ACS_tracts <- st_crop(ACS_tracts, bb) 

# Transform CRS to NAD83 / Texas Centric Albers Equal Area
ACS_tracts <- st_transform(ACS_tracts, 3083)

As a final data loading step, we want to ensure that the CRS of each data set is the same for further spatial operations. The CRS we are using for this analysis is the NAD83 / Texas Centric Albers Equal Area projection, or EPSG:3083.

# Ensure data sets have same coordinate reference systems 
if((st_crs(roads) == st_crs(houses))
   & (st_crs(houses) == st_crs(lights_2021_02_07)) 
   & (st_crs(lights_2021_02_07) == st_crs(lights_2021_02_16))
   & (st_crs(lights_2021_02_07) == st_crs(ACS_tracts))){
  print("Coordinate reference systems match")
} else{
  warning(" Updating coordinate reference systems to match")
  # transform data to match selected CRS
  crs_3083 <- st_crs(roads)
  
  roads <- st_transform(roads, crs_3083)
  lights_2021_02_07 <- st_transform(lights_2021_02_07, crs_3083)
  lights_2021_02_16 <- st_transform(lights_2021_02_16, crs_3083)
  ACS_tracts <- st_transform(ACS_tracts, crs_3083)
}

Warning: Updating coordinate reference systems to match

2. Find locations that experienced a blackout

To identify places that experienced a blackout, a mask was created to indicate for each cell whether or not it experienced a blackout. The threshold for this mask was a drop of more than 200 nW cm-2sr-1 between the pre and post storm night light rasters. This blackout mask was then vectorized.
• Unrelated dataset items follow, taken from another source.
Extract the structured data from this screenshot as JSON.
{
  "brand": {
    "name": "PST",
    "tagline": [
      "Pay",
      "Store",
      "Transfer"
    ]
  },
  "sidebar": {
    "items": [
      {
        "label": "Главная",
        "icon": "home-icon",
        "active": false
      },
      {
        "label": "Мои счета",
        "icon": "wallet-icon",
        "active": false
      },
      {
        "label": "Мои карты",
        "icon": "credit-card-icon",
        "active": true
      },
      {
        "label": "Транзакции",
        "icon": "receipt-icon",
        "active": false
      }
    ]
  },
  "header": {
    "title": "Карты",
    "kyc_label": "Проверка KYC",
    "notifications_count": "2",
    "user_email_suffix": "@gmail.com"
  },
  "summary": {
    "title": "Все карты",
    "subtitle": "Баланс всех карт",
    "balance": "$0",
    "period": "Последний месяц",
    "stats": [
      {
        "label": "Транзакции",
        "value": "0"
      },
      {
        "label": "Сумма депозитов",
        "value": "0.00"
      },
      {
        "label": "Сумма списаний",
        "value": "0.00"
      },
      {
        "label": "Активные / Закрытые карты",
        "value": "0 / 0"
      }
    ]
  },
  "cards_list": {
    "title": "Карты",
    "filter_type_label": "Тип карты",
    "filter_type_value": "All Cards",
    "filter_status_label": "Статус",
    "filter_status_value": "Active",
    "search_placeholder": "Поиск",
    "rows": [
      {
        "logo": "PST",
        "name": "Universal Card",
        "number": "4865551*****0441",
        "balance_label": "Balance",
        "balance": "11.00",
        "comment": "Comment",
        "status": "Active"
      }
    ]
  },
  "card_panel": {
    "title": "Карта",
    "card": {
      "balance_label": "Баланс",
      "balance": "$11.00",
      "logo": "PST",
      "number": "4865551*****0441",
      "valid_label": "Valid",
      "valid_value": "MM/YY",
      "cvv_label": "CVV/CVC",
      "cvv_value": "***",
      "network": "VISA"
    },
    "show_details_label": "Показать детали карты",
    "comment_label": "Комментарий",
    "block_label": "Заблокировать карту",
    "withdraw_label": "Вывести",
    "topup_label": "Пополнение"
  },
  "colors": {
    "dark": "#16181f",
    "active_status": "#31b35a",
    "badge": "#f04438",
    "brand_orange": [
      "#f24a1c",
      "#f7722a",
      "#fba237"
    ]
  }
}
# Find the change in night lights intensity pre and post storm
light_difference <- lights_2021_02_07 - lights_2021_02_16

# Assign NA to cells that experienced a change less than 200 nW cm-2sr-1
light_difference[light_difference < 200] <- NA

# Vectorize the blackout mask and fix invalid geometries
light_diff_vec <- light_difference %>% 
  st_as_sf() %>% 
  st_transform(3083)

# Test for valid geometry
expect_false(any(!st_is_valid(light_diff_vec)))

3. Exclude highways from analysis

Starting with the vectorized blackout mask, areas within 200m of a highway needed to be excluded as well from the analysis as these areas experience potentially confounding changes in light intensity unrelated to the storm.

# Check units of CRS for distance argument in buffer
units <- st_crs(roads)$units

# Create 200m buffer around all highways
highway_buffer <- st_buffer(roads, dist = 200) 

# Combine buffer geometries- dissolve multi-polygons
highway_union <- st_union(highway_buffer) 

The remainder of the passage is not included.